Steve-o has not only forsworn drugs and alcohol, he's gone vegan. I can understand giving up substance abuse, but also forgoing all animal products, including eggs and cheese? Seems a little over the top, but I guess that's what Steve-o is all about. Maybe in Jackass III he'll consume a vegan feast and then try not to go to the bathroom for a week.

Seriously Steve-o, I hope you stay sober. But lighten up, dude, and have a slice of cheese. Plus, you'll need that steak for your eye after your latest stunt.

Sunday, October 10, 2010

Hang' em High


This summer, I discovered hanger steak. My butcher pointed to sinewy, marbled slabs that looked like they'd been hacked off the carcass with wild swings of a dull machete. Fantastic, he said.

I was skeptical, but decided to give it try. Boy, was he right. Two turns on a very hot grill transforms ugly duckling cut into a swan of steak: succulent, tender and tasty.

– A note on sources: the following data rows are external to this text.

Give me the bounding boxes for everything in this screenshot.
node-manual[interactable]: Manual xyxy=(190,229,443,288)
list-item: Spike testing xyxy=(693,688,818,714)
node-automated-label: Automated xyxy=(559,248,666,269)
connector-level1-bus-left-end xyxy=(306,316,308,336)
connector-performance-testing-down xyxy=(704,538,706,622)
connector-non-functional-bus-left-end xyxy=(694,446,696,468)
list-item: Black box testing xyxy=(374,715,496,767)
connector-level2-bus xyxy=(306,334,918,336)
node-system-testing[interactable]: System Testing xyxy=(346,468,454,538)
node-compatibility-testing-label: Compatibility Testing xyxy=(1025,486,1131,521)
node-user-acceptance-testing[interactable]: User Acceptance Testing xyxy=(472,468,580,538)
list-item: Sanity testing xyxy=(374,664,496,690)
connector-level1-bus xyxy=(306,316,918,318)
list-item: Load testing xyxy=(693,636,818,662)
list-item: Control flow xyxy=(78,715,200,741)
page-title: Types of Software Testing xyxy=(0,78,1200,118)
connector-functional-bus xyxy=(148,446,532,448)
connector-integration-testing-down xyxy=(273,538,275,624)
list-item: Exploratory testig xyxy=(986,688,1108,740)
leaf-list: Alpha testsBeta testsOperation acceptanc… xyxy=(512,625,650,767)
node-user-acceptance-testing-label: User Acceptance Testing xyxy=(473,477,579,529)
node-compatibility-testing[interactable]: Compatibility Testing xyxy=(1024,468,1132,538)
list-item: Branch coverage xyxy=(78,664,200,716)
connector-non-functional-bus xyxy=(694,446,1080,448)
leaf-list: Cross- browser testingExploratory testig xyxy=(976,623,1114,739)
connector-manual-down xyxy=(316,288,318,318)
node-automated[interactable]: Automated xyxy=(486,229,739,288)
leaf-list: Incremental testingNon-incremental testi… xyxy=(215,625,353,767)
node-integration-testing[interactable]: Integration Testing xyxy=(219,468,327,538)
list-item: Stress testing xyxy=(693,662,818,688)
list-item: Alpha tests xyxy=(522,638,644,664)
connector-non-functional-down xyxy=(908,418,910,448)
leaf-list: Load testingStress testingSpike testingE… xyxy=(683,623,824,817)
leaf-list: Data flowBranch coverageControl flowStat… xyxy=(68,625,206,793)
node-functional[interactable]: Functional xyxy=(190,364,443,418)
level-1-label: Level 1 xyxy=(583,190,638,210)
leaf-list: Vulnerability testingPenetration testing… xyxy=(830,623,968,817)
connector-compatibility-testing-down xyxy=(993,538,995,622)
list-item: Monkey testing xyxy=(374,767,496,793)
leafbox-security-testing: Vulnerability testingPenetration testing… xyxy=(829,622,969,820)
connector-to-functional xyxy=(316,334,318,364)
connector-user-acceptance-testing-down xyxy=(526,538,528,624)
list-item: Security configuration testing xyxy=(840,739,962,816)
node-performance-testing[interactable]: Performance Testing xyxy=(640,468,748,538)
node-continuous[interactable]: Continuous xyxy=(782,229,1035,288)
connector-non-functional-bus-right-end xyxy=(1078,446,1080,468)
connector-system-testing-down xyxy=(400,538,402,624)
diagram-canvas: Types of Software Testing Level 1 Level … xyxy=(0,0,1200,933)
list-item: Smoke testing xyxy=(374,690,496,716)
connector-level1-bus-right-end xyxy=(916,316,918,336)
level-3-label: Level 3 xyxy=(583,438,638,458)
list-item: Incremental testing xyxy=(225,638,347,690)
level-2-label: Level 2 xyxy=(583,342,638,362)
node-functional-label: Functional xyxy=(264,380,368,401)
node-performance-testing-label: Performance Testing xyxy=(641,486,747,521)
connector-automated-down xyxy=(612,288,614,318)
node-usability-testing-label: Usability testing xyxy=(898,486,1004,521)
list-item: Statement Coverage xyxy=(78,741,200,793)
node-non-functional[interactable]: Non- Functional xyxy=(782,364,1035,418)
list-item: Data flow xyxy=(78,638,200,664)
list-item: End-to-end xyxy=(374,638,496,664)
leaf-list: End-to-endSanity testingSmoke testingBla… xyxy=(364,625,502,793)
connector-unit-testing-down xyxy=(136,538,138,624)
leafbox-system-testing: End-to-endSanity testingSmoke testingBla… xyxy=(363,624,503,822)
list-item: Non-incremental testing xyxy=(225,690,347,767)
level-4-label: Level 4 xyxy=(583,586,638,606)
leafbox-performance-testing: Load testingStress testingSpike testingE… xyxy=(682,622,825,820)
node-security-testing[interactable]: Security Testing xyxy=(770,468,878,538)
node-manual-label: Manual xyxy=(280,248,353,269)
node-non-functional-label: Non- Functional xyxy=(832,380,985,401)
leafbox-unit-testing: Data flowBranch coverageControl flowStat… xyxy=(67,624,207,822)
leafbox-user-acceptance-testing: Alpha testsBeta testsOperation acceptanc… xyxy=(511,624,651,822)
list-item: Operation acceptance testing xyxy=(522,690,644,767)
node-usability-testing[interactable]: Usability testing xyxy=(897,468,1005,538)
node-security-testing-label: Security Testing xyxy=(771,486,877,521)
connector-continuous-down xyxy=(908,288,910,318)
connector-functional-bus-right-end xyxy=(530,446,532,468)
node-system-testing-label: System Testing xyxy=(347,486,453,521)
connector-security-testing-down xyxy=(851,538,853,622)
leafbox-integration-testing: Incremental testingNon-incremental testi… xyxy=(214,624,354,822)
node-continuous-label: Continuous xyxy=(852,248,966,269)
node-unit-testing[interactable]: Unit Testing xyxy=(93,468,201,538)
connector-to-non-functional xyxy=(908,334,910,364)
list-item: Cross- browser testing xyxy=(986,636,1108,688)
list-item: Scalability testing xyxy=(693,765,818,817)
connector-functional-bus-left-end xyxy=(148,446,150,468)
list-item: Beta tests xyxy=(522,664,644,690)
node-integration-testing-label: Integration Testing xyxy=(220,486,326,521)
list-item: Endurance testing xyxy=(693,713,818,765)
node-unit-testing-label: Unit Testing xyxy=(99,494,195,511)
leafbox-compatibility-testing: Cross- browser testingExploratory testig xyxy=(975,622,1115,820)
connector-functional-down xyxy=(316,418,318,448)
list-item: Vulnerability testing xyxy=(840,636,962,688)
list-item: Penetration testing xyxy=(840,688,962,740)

I improvised a rub that works beautifully: salt, pepper, minced garlic and chopped basil. Paint the cuts with olive oil and rub into the meat. No need to marinate. You can apply right before grilling.

FYI, the cuts tend to be thin so they cook quickly, about three minutes a side for rare, about a minute longer for medium rare. As always, use your judgment. Rest 5 minutes, 10 if possible, before serving (I wrap in tin foil to keep it warm).

We had what was probably our last hanger steak grill of the year last night. Superb.

Wednesday, October 6, 2010

LaChoy Makes Chinese Food . . . .


My family recently visited the newly opened Museum of Chinese in America in New York City. It's excellent, chronicling the history of the Chinese in America from the California Gold Rush through the exclusion era and into today.

One of the more interesting sections was on Chinese food in America. For most of American history, Chinese couldn't own land and were formally or informally excluded from many businesses and professions. Restaurants, along with laundries, were one of the few businesses open to them.

Of course, the food they served often had only tenuous connections to China. Chop Suey, for example, was invented in the United States. Chinese restaurants inevitably catered to the western preconceptions of the "exotic" and "mysterious" East: women in silk dresses embroidered with dragons, pagoda lanterns, smiling, obsequious wait staffs.

And then there was Chinese cooking at home, pioneered by companies like LaChoy, founded in the 1920s by a white man and a Korean, but hey, is America. Their products included gut-wrenching chow mein in a can and frozen egg rolls.

The museum had a particularly frightening chop suey recipe from the 1950s or 1960s like the one pictured above calling for sauteing hamburger and vegetables in butter and then adding noodles. It's as if someone irradiated Chinese food to produce grotesque mutations, the culinary equivalent of a cow with three heads and one eye.

Let's not forget the marketing. I'm old enough to remember this LaChoy "Swing American!" commercial from the late 1960s. Watching it, I can't decide whether to heave and cringe. Which is worse, the food or the stereotyping, borderline racism? Artifacts like these show how far we've come in the last 40 years.

As with so much, the 1970s were the turning point for Chinese Americans and Chinese cuisine in America. As barriers fell and stereotypes waned, people, at least on the coasts, became open to more authentic Chinese food. The days of "ancient Chinese secret" are, thank God, gone (I remember this commercial too).